À court terme, pas d’inondations prévues | VIVA MÉDIA Skip to main content

Après avoir connu les inondations de 2017, plusieurs citoyens de Vaudreuil-Soulanges demeurent sur le qui-vive. Les autorités surveillent avec attention la fonte des neiges et les précipitations pour essayer de prévoir et d’éviter le pire. Mais quel est l’état actuel de la situation? Il semblerait que bien qu’il faille surveiller la situation, elle ne serait pas dramatique.

Le Centre des Opérations Gouvernementales (COG) pour la sécurité publique surveille avec attention la situation dans la région. Pour l’instant, bien que conscients des possibles changements, ils ne croient pas nécessaire de se préoccuper.

Une situation à surveiller

Les niveaux d’eau sont actuellement identiques aux années passées. Cette affirmation peut sembler contradictoire, mais les niveaux à pareille date n’étaient pas préoccupants. Les risques d’inondations apparaissent habituellement de façon prononcée lorsque deux facteurs s’unissent : une hausse drastique des températures et une augmentation des précipitations.
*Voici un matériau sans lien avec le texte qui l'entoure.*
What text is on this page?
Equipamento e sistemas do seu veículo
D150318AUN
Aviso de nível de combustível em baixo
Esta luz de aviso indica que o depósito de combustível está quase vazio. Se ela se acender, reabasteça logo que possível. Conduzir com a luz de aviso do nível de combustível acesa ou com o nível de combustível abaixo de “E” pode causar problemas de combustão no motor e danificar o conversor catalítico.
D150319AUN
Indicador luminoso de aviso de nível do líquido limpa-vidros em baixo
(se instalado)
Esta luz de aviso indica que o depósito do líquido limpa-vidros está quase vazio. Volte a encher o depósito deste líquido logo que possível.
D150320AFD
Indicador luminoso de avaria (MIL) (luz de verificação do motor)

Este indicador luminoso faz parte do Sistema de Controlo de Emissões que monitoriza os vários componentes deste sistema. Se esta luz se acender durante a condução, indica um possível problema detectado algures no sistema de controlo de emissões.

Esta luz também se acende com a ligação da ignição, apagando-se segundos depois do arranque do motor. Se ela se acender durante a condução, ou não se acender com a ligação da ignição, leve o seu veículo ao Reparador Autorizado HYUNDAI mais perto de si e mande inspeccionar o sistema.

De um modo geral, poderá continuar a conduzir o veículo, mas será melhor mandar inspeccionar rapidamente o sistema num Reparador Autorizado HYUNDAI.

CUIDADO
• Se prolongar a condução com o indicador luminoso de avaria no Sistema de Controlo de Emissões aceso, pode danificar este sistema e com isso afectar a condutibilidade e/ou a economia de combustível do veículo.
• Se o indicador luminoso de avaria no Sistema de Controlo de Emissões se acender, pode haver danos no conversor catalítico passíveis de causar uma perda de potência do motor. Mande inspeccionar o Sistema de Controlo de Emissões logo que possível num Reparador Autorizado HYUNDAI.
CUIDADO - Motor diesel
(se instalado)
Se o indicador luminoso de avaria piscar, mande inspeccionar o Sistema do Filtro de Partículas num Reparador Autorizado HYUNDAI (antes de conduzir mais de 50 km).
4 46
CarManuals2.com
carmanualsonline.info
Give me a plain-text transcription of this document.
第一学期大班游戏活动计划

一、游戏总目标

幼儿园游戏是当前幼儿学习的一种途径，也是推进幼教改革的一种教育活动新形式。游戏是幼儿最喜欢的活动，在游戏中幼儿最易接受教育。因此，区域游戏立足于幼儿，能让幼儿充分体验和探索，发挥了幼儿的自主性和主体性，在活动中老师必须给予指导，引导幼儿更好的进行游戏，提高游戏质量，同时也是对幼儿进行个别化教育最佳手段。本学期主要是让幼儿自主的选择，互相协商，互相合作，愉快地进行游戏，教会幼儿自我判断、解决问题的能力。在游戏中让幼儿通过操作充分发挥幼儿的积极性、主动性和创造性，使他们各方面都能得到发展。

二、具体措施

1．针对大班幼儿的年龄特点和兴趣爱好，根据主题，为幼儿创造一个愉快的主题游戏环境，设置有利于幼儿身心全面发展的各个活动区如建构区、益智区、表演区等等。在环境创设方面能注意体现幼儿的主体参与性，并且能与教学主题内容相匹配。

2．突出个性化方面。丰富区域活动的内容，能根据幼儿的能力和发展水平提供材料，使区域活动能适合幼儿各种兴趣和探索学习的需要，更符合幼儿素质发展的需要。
La hausse drastique des températures peut accélérer la fonte des neiges et ainsi augmenter rapidement le niveau des eaux. Ce facteur à lui seul ne serait préoccuper les autorités puisqu’il pourrait facilement être contrôlé. Si, toutefois, ce phénomène était accompagné de pluie ou de précipitations abondantes, la situation pourrait rapidement se compliquer. Bien que des températures plus clémentes et des précipitations sont attendues dans les prochains jours, il semblerait qu’il n’y ait encore là aucune source de préoccupation. Le COG admet toutefois qu’il est difficile de prévoir à long terme comment évoluera la situation. Ce qui aide la situation, en ce moment, ce sont les températures froides durant la nuit qui ralentisse la fonte des neiges et le ruissellement.

L’eau dans la région

Dans la région, les plus petits cours d’eau semblent davantage problématiques lors de la fonte des neiges. Parmi ceux-ci, il est possible de penser à la rivière Beaudette, la rivière Delisle et la rivière Rouge. Ces derniers peuvent présenter des mouvements de glaces et provoquer de l’accumulation d’eau sur les chaussés, mais rien de majeur. C’est le cas, par exemple, de la rivière Delisle à Coteau-du-Lac. Selon des informations obtenues par VIVA média, la rivière serait possiblement appelée à sortir de son nid dans les prochains jours. La sécurité publique garde à l’œil l’évolution de la fonte des glaces et la MRC a même fait percer 3000 trous sur la rivière Delisle afin d’éviter que les morceaux de glace qui se détachent soient trop massifs et qu’ils puissent empêcher à la rivière de couler normalement.

Les grandes étendues dans la région sont actuellement sous contrôle. Le lac Saint-François st contrôlé par le barrage du lac Ontario et ne présente pas de danger quant à son niveau d’eau. Le lac des Deux-Montagnes provient de la rivière des Outaouais (Abitibi et nord de l’Ontario) et se déverse ensuite dans la rivière des Mille-Îles et la rivière des Prairies. Il est contrôlé par les barrages d’Hydro-Québec et ne présente pas de danger pour l’instant.

Il faudra donc continuer à surveiller la situation de près. Espérons que le mois d’avril ne proposera pas trop de précipitations. Selon le COG, il ne faut pas être alarmiste, mais il faut être conscient que la situation peut changer quelques heures avant.